I remember the old Star Trek episodes that began with distress calls from some poor spaceship stuck in the Neutral Zone, a vast negotiated area of neutral space designed to separate the Federation of Planets (the good guys) from the Klingons or the Romulans (the bad guys). For the most part, things never went well for the good guys stuck in the Neutral Zone. Captain Kirk, Mr. Spock, and the rest of the Star Trek crew had to fight their way out of many cunningly devised traps set for them by the Klingons and the Romulans in order to get back to safety.
It seems to me that for the past 18 months Pinnacle has also been stuck in the Neutral Zone. For us, the neutral zone is investing diversified portfolios so that they have the same volatility as our investment benchmarks. On a practical level, “neutral” means we haven’t taken a long or short position in risk assets relative to the benchmark. When we are in the neutral zone our incremental approach to changing portfolio asset allocation becomes even more…well….incremental. Small changes in asset class weightings take up a disproportionate amount of time relative to the size of the trades.

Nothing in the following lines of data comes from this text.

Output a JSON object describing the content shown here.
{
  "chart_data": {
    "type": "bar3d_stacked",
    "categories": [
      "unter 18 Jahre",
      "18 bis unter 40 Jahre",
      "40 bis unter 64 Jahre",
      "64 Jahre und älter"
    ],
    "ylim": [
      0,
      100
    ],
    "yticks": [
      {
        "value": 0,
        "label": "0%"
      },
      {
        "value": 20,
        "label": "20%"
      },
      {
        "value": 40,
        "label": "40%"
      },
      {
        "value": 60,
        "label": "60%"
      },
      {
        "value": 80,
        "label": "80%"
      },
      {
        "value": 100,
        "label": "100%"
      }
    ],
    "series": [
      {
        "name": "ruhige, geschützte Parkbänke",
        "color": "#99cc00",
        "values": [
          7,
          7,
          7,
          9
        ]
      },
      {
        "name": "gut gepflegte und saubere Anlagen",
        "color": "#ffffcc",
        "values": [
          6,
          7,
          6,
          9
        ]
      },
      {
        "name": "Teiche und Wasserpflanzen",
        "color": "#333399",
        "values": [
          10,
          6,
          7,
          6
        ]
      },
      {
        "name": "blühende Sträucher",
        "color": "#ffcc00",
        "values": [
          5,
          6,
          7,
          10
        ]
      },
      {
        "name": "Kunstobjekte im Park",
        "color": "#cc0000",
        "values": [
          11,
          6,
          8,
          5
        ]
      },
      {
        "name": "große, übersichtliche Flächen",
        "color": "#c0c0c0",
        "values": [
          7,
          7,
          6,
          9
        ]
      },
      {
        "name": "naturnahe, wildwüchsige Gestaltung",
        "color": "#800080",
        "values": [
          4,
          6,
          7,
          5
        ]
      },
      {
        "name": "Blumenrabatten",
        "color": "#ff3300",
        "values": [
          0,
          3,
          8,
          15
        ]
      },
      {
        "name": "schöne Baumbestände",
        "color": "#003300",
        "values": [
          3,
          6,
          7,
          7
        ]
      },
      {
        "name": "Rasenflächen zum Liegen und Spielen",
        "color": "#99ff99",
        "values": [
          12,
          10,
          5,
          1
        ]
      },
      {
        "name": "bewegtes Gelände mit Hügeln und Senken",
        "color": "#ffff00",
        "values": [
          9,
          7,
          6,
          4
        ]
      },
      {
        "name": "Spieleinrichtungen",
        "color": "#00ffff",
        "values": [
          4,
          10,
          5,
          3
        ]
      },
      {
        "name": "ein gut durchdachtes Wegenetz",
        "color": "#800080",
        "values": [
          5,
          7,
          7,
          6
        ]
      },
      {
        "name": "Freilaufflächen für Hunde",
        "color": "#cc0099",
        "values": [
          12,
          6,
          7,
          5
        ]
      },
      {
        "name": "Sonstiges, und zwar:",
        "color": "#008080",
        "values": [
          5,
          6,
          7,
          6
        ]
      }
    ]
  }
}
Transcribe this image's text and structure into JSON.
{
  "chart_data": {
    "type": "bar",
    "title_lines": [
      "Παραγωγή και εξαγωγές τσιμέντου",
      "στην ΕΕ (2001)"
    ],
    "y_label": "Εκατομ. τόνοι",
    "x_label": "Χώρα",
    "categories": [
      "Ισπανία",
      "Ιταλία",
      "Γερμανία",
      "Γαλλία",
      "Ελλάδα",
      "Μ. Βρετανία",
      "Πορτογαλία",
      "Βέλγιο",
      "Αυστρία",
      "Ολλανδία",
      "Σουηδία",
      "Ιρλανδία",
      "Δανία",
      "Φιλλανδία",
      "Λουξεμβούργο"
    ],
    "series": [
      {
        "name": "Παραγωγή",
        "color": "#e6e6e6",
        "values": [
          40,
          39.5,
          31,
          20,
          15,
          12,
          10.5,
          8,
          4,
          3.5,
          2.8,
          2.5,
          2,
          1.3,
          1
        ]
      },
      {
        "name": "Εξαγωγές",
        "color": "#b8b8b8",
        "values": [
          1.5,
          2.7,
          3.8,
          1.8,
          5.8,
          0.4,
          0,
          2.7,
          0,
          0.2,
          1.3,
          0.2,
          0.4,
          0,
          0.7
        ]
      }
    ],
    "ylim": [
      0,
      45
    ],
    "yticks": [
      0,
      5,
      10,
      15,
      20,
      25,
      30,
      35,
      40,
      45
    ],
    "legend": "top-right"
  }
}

The timing of even the smallest transactions becomes of paramount concern in the Neutral Zone because the smallest amount of gain or loss due to timing concerns can make huge differences in relative, if not absolute, returns. The importance of investment selection is also magnified when we are neutral to our benchmarks for similar reasons. When our analysts do not make a large relative bet regarding portfolio risk, then all of the nuances of portfolio construction and management become magnified. When you are stuck in the Neutral Zone, owning cash at 0% interest is a major concern. Eclectic managers who underperform for relatively short time periods also become a major concern.
The two worst enemies in the Pinnacle neutral zone are 1) a loss of perspective as analysts become overly focused on incremental decisions, and 2) problems with correlations. Yes, once again I’m carrying on about how asset class correlation can play havoc with short-term portfolio risk and reward assumptions. In the neutral zone any and all of the alternative investments in the portfolio can betray you because by definition their performance can zig and zag differently from the benchmark asset classes at any time. If you are trying to beat a relative benchmark, I suggest you hope for an encounter with Klingons or Romulans, because if you are unfortunate enough to run into peak correlations in the Neutral Zone, your chances of survival are limited.